Kotak and Torrent’s contributions point to major anti-competitive favours
The Kotak family group led by Uday Kotak has purchased electoral bonds and donated Rs 60 crore only to the BJP. Uday Kotak was in a dispute with the RBI regarding his stake in Kotak Mahindra Bank, which exceeded the limit set by the central bank, which started in 2013. In December 2018, Kotak Mahindra Bank took the RBI to court over the issue. Thirteen months later, in January 2020, the RBI agreed to a proposal from the private bank in an out-of-court settlement. Infina Capital, a company belonging to the Kotak family group, purchased electoral bonds worth Rs 35 crore in the months leading up to the settlement.

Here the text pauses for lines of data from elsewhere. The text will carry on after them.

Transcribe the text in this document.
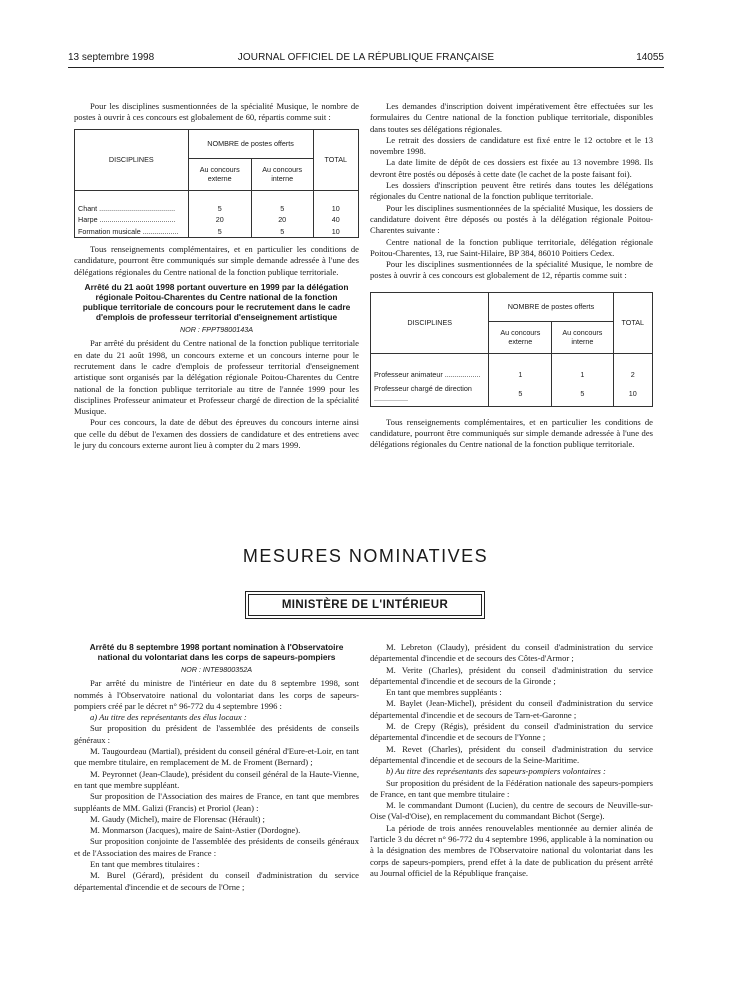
13 septembre 1998	JOURNAL OFFICIEL DE LA RÉPUBLIQUE FRANÇAISE	14055

Pour les disciplines susmentionnées de la spécialité Musique, le nombre de postes à ouvrir à ces concours est globalement de 60, répartis comme suit :

DISCIPLINES	NOMBRE de postes offerts		TOTAL
	Au concours externe	Au concours interne	

Chant ......................................	5	5	10
Harpe ......................................	20	20	40
Formation musicale ..................	5	5	10

Tous renseignements complémentaires, et en particulier les conditions de candidature, pourront être communiqués sur simple demande adressée à l'une des délégations régionales du Centre national de la fonction publique territoriale.

Arrêté du 21 août 1998 portant ouverture en 1999 par la délégation régionale Poitou-Charentes du Centre national de la fonction publique territoriale de concours pour le recrutement dans le cadre d'emplois de professeur territorial d'enseignement artistique
NOR : FPPT9800143A

Par arrêté du président du Centre national de la fonction publique territoriale en date du 21 août 1998, un concours externe et un concours interne pour le recrutement dans le cadre d'emplois de professeur territorial d'enseignement artistique sont organisés par la délégation régionale Poitou-Charentes du Centre national de la fonction publique territoriale au titre de l'année 1999 pour les disciplines Professeur animateur et Professeur chargé de direction de la spécialité Musique.

Pour ces concours, la date de début des épreuves du concours interne ainsi que celle du début de l'examen des dossiers de candidature et des entretiens avec le jury du concours externe auront lieu à compter du 2 mars 1999.

Les demandes d'inscription doivent impérativement être effectuées sur les formulaires du Centre national de la fonction publique territoriale, disponibles dans toutes ses délégations régionales.

Le retrait des dossiers de candidature est fixé entre le 12 octobre et le 13 novembre 1998.

La date limite de dépôt de ces dossiers est fixée au 13 novembre 1998. Ils devront être postés ou déposés à cette date (le cachet de la poste faisant foi).

Les dossiers d'inscription peuvent être retirés dans toutes les délégations régionales du Centre national de la fonction publique territoriale.

Pour les disciplines susmentionnées de la spécialité Musique, les dossiers de candidature doivent être déposés ou postés à la délégation régionale Poitou-Charentes suivante :

Centre national de la fonction publique territoriale, délégation régionale Poitou-Charentes, 13, rue Saint-Hilaire, BP 384, 86010 Poitiers Cedex.

Pour les disciplines susmentionnées de la spécialité Musique, le nombre de postes à ouvrir à ces concours est globalement de 12, répartis comme suit :

DISCIPLINES	NOMBRE de postes offerts		TOTAL
	Au concours externe	Au concours interne	

Professeur animateur ..................	1	1	2
Professeur chargé de direction .................	5	5	10

Tous renseignements complémentaires, et en particulier les conditions de candidature, pourront être communiqués sur simple demande adressée à l'une des délégations régionales du Centre national de la fonction publique territoriale.

MESURES NOMINATIVES
MINISTÈRE DE L'INTÉRIEUR
Arrêté du 8 septembre 1998 portant nomination à l'Observatoire national du volontariat dans les corps de sapeurs-pompiers
NOR : INTE9800352A

Par arrêté du ministre de l'intérieur en date du 8 septembre 1998, sont nommés à l'Observatoire national du volontariat dans les corps de sapeurs-pompiers créé par le décret n° 96-772 du 4 septembre 1996 :

a) Au titre des représentants des élus locaux :

Sur proposition du président de l'assemblée des présidents de conseils généraux :

M. Taugourdeau (Martial), président du conseil général d'Eure-et-Loir, en tant que membre titulaire, en remplacement de M. de Froment (Bernard) ;

M. Peyronnet (Jean-Claude), président du conseil général de la Haute-Vienne, en tant que membre suppléant.

Sur proposition de l'Association des maires de France, en tant que membres suppléants de MM. Galizi (Francis) et Proriol (Jean) :

M. Gaudy (Michel), maire de Florensac (Hérault) ;

M. Monmarson (Jacques), maire de Saint-Astier (Dordogne).

Sur proposition conjointe de l'assemblée des présidents de conseils généraux et de l'Association des maires de France :

En tant que membres titulaires :

M. Burel (Gérard), président du conseil d'administration du service départemental d'incendie et de secours de l'Orne ;

M. Lebreton (Claudy), président du conseil d'administration du service départemental d'incendie et de secours des Côtes-d'Armor ;

M. Verite (Charles), président du conseil d'administration du service départemental d'incendie et de secours de la Gironde ;

En tant que membres suppléants :

M. Baylet (Jean-Michel), président du conseil d'administration du service départemental d'incendie et de secours de Tarn-et-Garonne ;

M. de Crepy (Régis), président du conseil d'administration du service départemental d'incendie et de secours de l'Yonne ;

M. Revet (Charles), président du conseil d'administration du service départemental d'incendie et de secours de la Seine-Maritime.

b) Au titre des représentants des sapeurs-pompiers volontaires :

Sur proposition du président de la Fédération nationale des sapeurs-pompiers de France, en tant que membre titulaire :

M. le commandant Dumont (Lucien), du centre de secours de Neuville-sur-Oise (Val-d'Oise), en remplacement du commandant Bichot (Serge).

La période de trois années renouvelables mentionnée au dernier alinéa de l'article 3 du décret n° 96-772 du 4 septembre 1996, applicable à la nomination ou à la désignation des membres de l'Observatoire national du volontariat dans les corps de sapeurs-pompiers, prend effet à la date de publication du présent arrêté au Journal officiel de la République française.
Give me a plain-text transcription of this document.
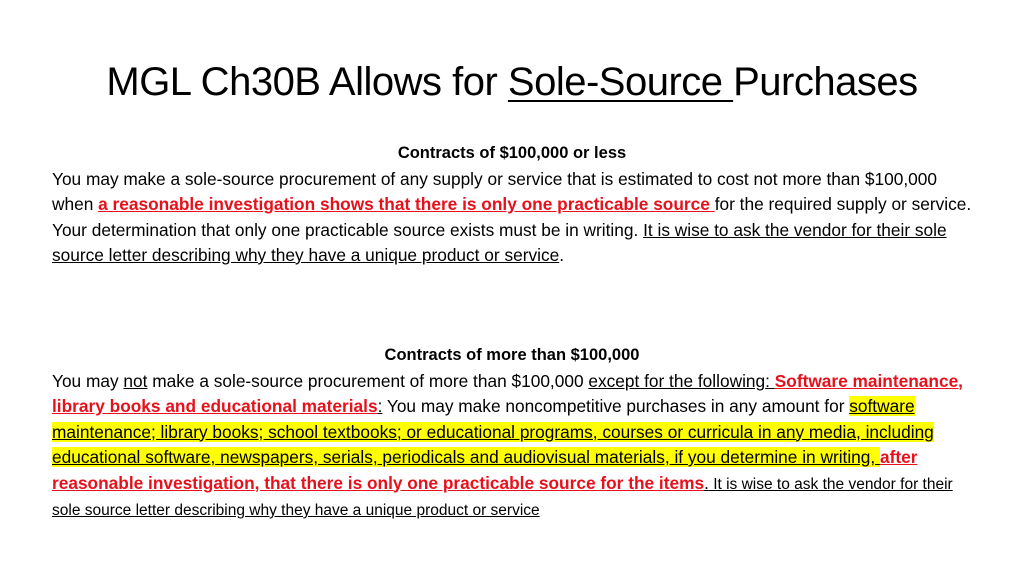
MGL Ch30B Allows for Sole-Source Purchases
Contracts of $100,000 or less
You may make a sole-source procurement of any supply or service that is estimated to cost not more than $100,000 when a reasonable investigation shows that there is only one practicable source for the required supply or service. Your determination that only one practicable source exists must be in writing. It is wise to ask the vendor for their sole source letter describing why they have a unique product or service.
Contracts of more than $100,000
You may not make a sole-source procurement of more than $100,000 except for the following: Software maintenance, library books and educational materials: You may make noncompetitive purchases in any amount for software maintenance; library books; school textbooks; or educational programs, courses or curricula in any media, including educational software, newspapers, serials, periodicals and audiovisual materials, if you determine in writing, after reasonable investigation, that there is only one practicable source for the items. It is wise to ask the vendor for their sole source letter describing why they have a unique product or service
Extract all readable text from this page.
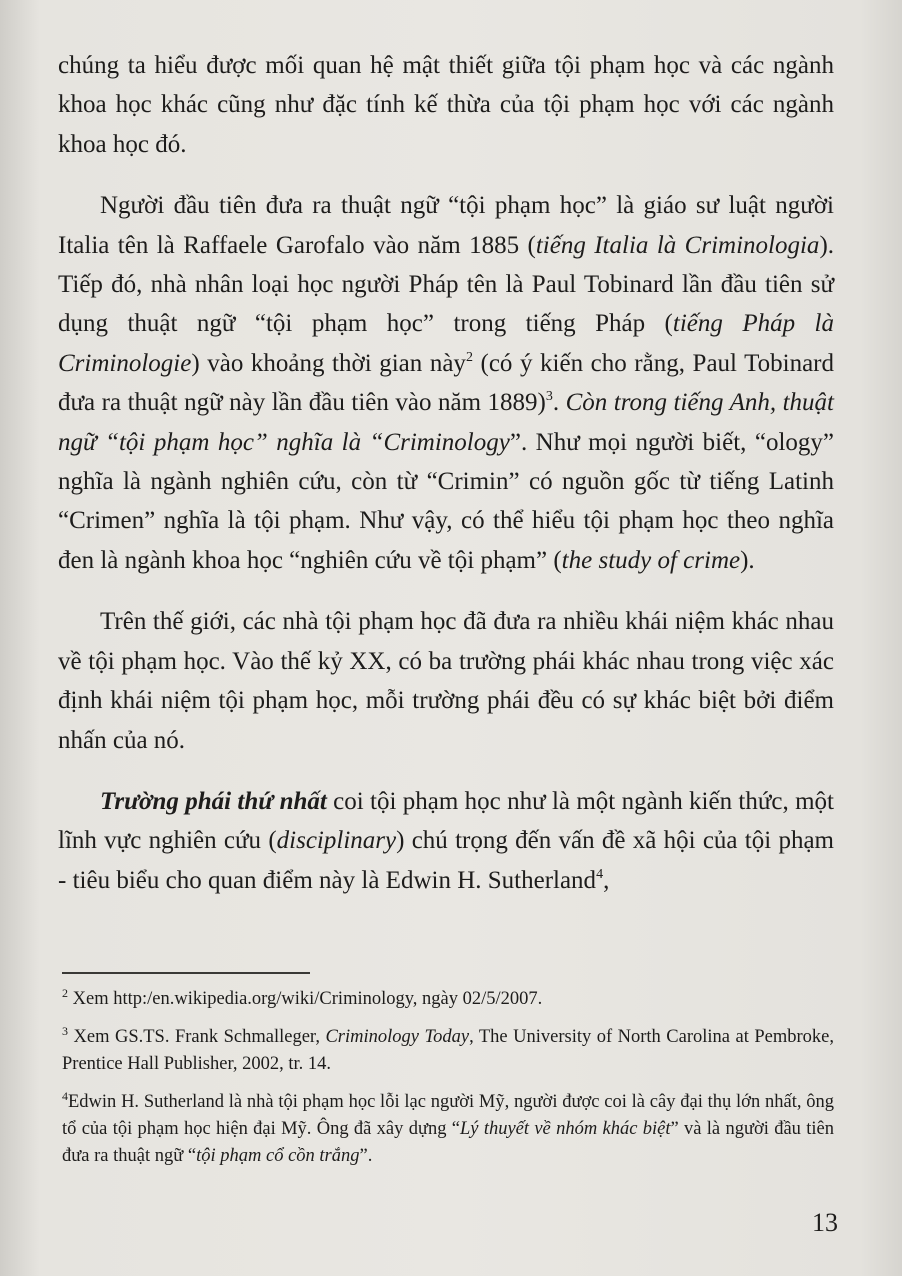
chúng ta hiểu được mối quan hệ mật thiết giữa tội phạm học và các ngành khoa học khác cũng như đặc tính kế thừa của tội phạm học với các ngành khoa học đó.

Người đầu tiên đưa ra thuật ngữ “tội phạm học” là giáo sư luật người Italia tên là Raffaele Garofalo vào năm 1885 (tiếng Italia là Criminologia). Tiếp đó, nhà nhân loại học người Pháp tên là Paul Tobinard lần đầu tiên sử dụng thuật ngữ “tội phạm học” trong tiếng Pháp (tiếng Pháp là Criminologie) vào khoảng thời gian này$^2$ (có ý kiến cho rằng, Paul Tobinard đưa ra thuật ngữ này lần đầu tiên vào năm 1889)$^3$. Còn trong tiếng Anh, thuật ngữ “tội phạm học” nghĩa là “Criminology”. Như mọi người biết, “ology” nghĩa là ngành nghiên cứu, còn từ “Crimin” có nguồn gốc từ tiếng Latinh “Crimen” nghĩa là tội phạm. Như vậy, có thể hiểu tội phạm học theo nghĩa đen là ngành khoa học “nghiên cứu về tội phạm” (the study of crime).

Trên thế giới, các nhà tội phạm học đã đưa ra nhiều khái niệm khác nhau về tội phạm học. Vào thế kỷ XX, có ba trường phái khác nhau trong việc xác định khái niệm tội phạm học, mỗi trường phái đều có sự khác biệt bởi điểm nhấn của nó.

Trường phái thứ nhất coi tội phạm học như là một ngành kiến thức, một lĩnh vực nghiên cứu (disciplinary) chú trọng đến vấn đề xã hội của tội phạm - tiêu biểu cho quan điểm này là Edwin H. Sutherland$^4$,

$^2$ Xem http:/en.wikipedia.org/wiki/Criminology, ngày 02/5/2007.

$^3$ Xem GS.TS. Frank Schmalleger, Criminology Today, The University of North Carolina at Pembroke, Prentice Hall Publisher, 2002, tr. 14.

$^4$Edwin H. Sutherland là nhà tội phạm học lỗi lạc người Mỹ, người được coi là cây đại thụ lớn nhất, ông tổ của tội phạm học hiện đại Mỹ. Ông đã xây dựng “Lý thuyết về nhóm khác biệt” và là người đầu tiên đưa ra thuật ngữ “tội phạm cổ cồn trắng”.

13
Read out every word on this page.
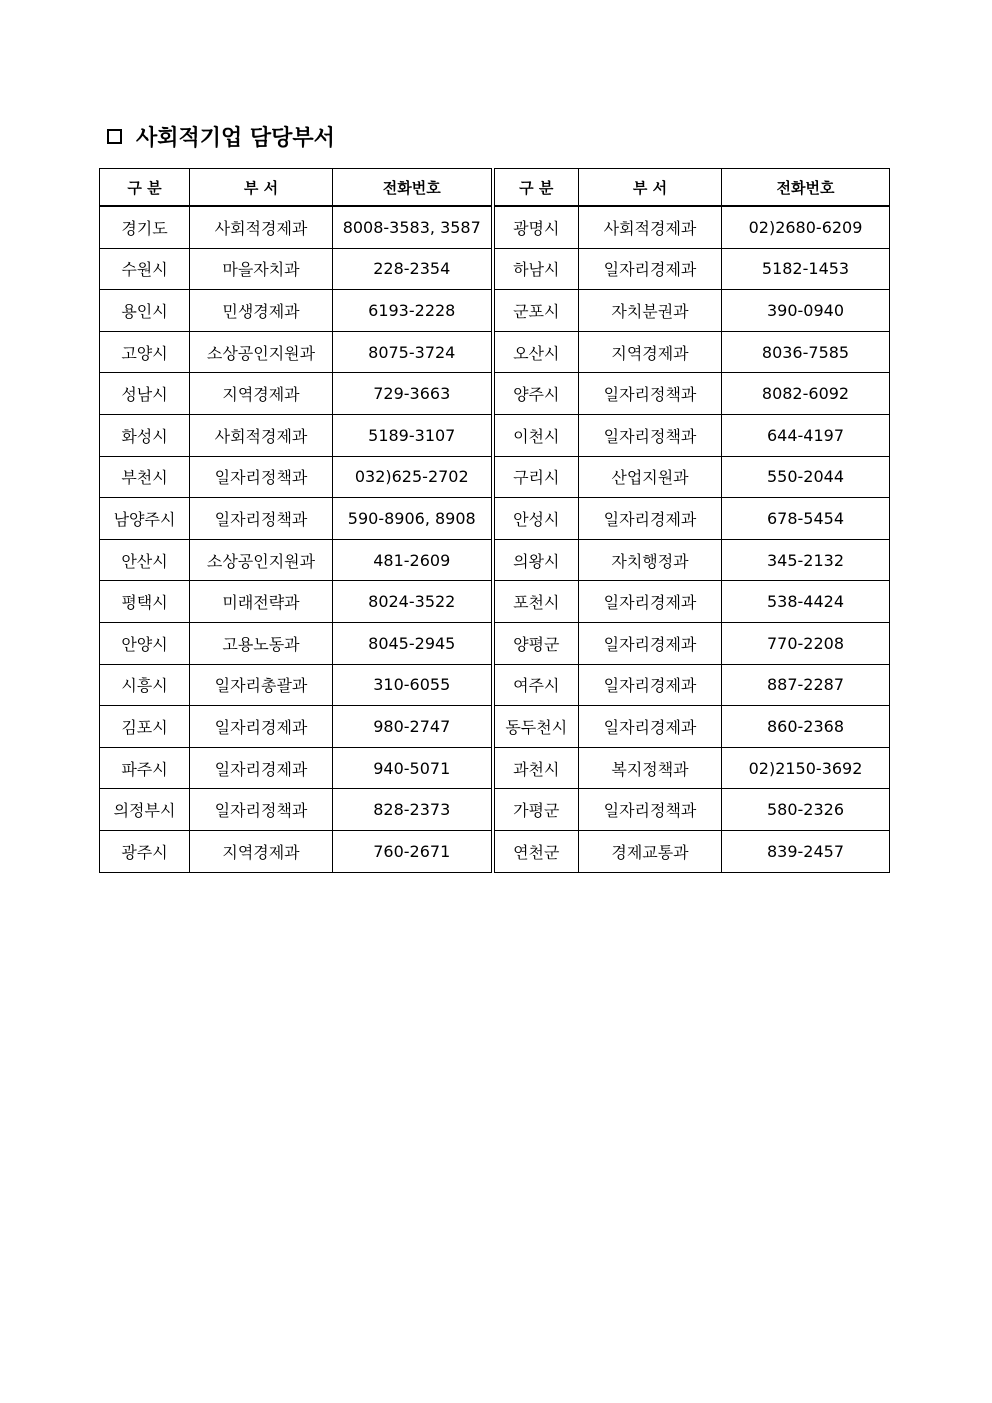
사회적기업 담당부서
구 분	부 서	전화번호	구 분	부 서	전화번호
경기도	사회적경제과	8008-3583, 3587	광명시	사회적경제과	02)2680-6209
수원시	마을자치과	228-2354	하남시	일자리경제과	5182-1453
용인시	민생경제과	6193-2228	군포시	자치분권과	390-0940
고양시	소상공인지원과	8075-3724	오산시	지역경제과	8036-7585
성남시	지역경제과	729-3663	양주시	일자리정책과	8082-6092
화성시	사회적경제과	5189-3107	이천시	일자리정책과	644-4197
부천시	일자리정책과	032)625-2702	구리시	산업지원과	550-2044
남양주시	일자리정책과	590-8906, 8908	안성시	일자리경제과	678-5454
안산시	소상공인지원과	481-2609	의왕시	자치행정과	345-2132
평택시	미래전략과	8024-3522	포천시	일자리경제과	538-4424
안양시	고용노동과	8045-2945	양평군	일자리경제과	770-2208
시흥시	일자리총괄과	310-6055	여주시	일자리경제과	887-2287
김포시	일자리경제과	980-2747	동두천시	일자리경제과	860-2368
파주시	일자리경제과	940-5071	과천시	복지정책과	02)2150-3692
의정부시	일자리정책과	828-2373	가평군	일자리정책과	580-2326
광주시	지역경제과	760-2671	연천군	경제교통과	839-2457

In April 2021, Infina Capital purchased additional bonds worth Rs 25 crore to support the ruling party. This coincided with the RBI's announcement of fresh guidelines allowing Uday Kotak to continue as the Managing Director and CEO of Kotak Mahindra Bank for another 32 months.
Torrent Group, led by Samir and Sudhir Mehta purchased bonds worth Rs 184 crore. Torrent Power and Torrent Pharmaceuticals, both listed entities of the Torrent Group, donated Rs 76 crore and Rs 61 crore, respectively, to the BJP. Consequently, the Torrent group received special privileges from the Devendra Fadnavis government in 2019 exempting them from property tax of Rs 285 crore.
It's apparent that electoral bonds can serve as a means for corporate family entities to gain favors from the government, especially considering the 100% tax benefits associated with donations.
India has long had a problem with such crony capitalism - wealth built via close corporate-government ties accounts for 8% of India’s GDP and rising. Practices like electoral bond buying worsen such cronyism further by undermining competition, and entrenching the dominance of these companies.